Legality of Security Research to Be Decided in US Supreme Court Case
A ruling that a police officer's personal use of a law enforcement database is "hacking" has security researchers worried for the future.
September 9, 2020
Independent security researchers, digital-rights groups, and technology companies have issued friend-of-the-court briefs in a US Supreme Court case that could determine whether violating the terms of service for software, hardware, or an online service equates to hacking under the law.
The case—Nathan Van Buren v. United States—stems from the appeal of Van Buren, a police sergeant in Cumming, Georgia, who was found guilty in May 2018 of honest services wire-fraud and a single charge of violating the Computer Fraud and Abuse Act (CFAA) for accessing state and government databases to look up a license plate in exchange for money. While Van Buren was authorized to use the Georgia Crime Information Center (GCIC) to access information, including license plates, federal prosecutors argued successfully that he exceeded that authorization by looking up information for a non-law enforcement purpose.
With the appeal accepted by the US Supreme Court, security researchers and technology companies are concerned with the potential for the case to turn independent vulnerability research into unauthorized access and, thus, a prosecutable offense. If the US Supreme Court rules that Van Buren's actions are a violation of the CFAA, it will undermine software and cloud security, says Casey Ellis, chief technology officer and founder of crowdsourced bug bounty firm Bugcrowd.
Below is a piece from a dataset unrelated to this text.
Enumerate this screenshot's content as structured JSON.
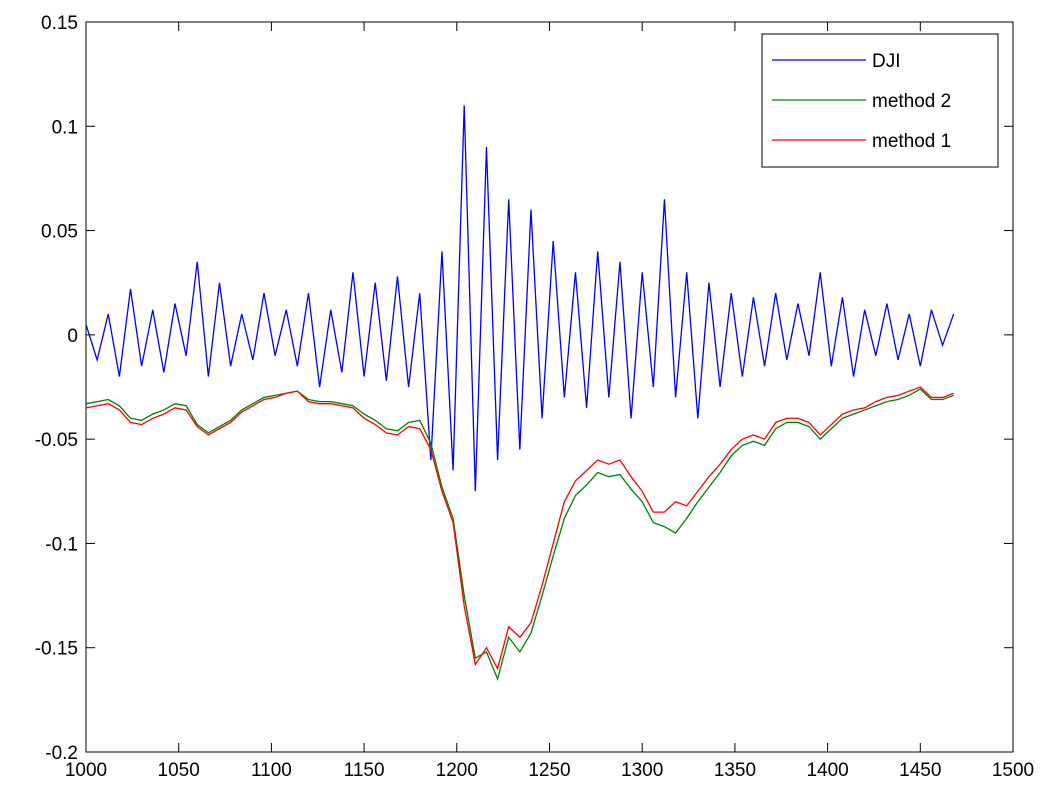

"Unauthorized access is one of the main purposes of security research—by making it illegal, researchers will be unable to effectively do their jobs, the organization will not be able to close all vulnerabilities, and attackers will win," Ellis says, adding, "the purpose of the CFAA is to outlaw malicious cyberattacks, not grant organizations the ability to halt vulnerability reporting by holding ethical researchers legally accountable for their actions."
The list of interested parties filing so-called Amicus briefs in the case pit the usual suspects against each other: Digital rights groups—such as the American Civil Liberties Union, the Center for Democracy and Technology, and Electronic Frontier Foundation—against law enforcement—specifically, the Federal Law Enforcement Officers Association, and security researchers and security firms—such as Rapid7 and Bugcrowd—against organizations such as the financial group Managed Funds Association (MFA) and mobile voting firm Voatz.
The MFA worried about "faithless employees" stealing client information, financial information and trade secrets, while Voatz raised its concerns that independent research—such as a recent paper authored by Massachussetts Institute of Technology (MIT) researchers that found significant security issues with its mobile voting application—is not in the cause of security. On September 3, Voatz filed its brief in response to the filing on behalf of security researchers.
"We're not advocating to limit anyone's freedom – we're saying it's difficult to distinguish between good and bad faith attacks in the midst of a live election," the company said in a statement sent to Dark Reading. "For everyone's sake, it's better to work collaboratively with the organization — bad actors disguise themselves as good actors on a regular basis. All attempts to break into or tamper with an election system during a live election need to be treated as hostile unless prior authorization was specifically granted."
The MIT research used the Voatz app and a reverse-engineered version of the backend server, and never took place during a live election, according to a paper published at the prestigious USENIX Security Conference last month.
"As performing a security analysis against a running election server would raise a number of unacceptable legal and ethical concerns, we instead chose to perform all of our analyses in a 'cleanroom' environment, connecting only to our own servers," Michael Specter, a PhD candidate in computer science at MIT, and his co-authors stated in the paper. A later analysis funded by Voatz actually verified all the vulnerabilities plus a significant number of additional issues.
Yet, other technology companies and organizations have voiced support for security researchers and limiting the application of the Computer Fraud and Abuse Act. In their joint Amicus brief, software-developer tools maker Atlassian, browser maker Mozilla, and e-commerce platform firm Shopify all supported security researchers' efforts.
"Effective computer security ... entails creating systems that are resilient to computer hackers. That requires letting people, including members of the robust community of independent security researchers, probe and test our computer networks," the companies stated, adding "[a]n overbroad reading of the CFAA, however, chills ... critical security research. Security experts may not think it worth the risk to conduct their research without a clear definition of what it means to 'exceed authorized access,' especially when mere terms of service violations have been used to impose criminal penalties in the past."
Security researchers are not the only ones at risk, says Bugcrowd's Ellis. Anyone who uses a computer system in a way not intended by the manufacturer could find themselves the target of legal action and, perhaps, prosecution, he says.
"The law is so broadly written that it criminalizes acts that otherwise violate a website's terms of services, from lying about your name on a Web form to the socially beneficial security testing that ethical security researchers undertake," he says. "A broader interpretation of 'exceeds unauthorized access' in CFAA works directly against the goals of a safer and more resilient Internet."
A date for oral arguments in the case has not been set.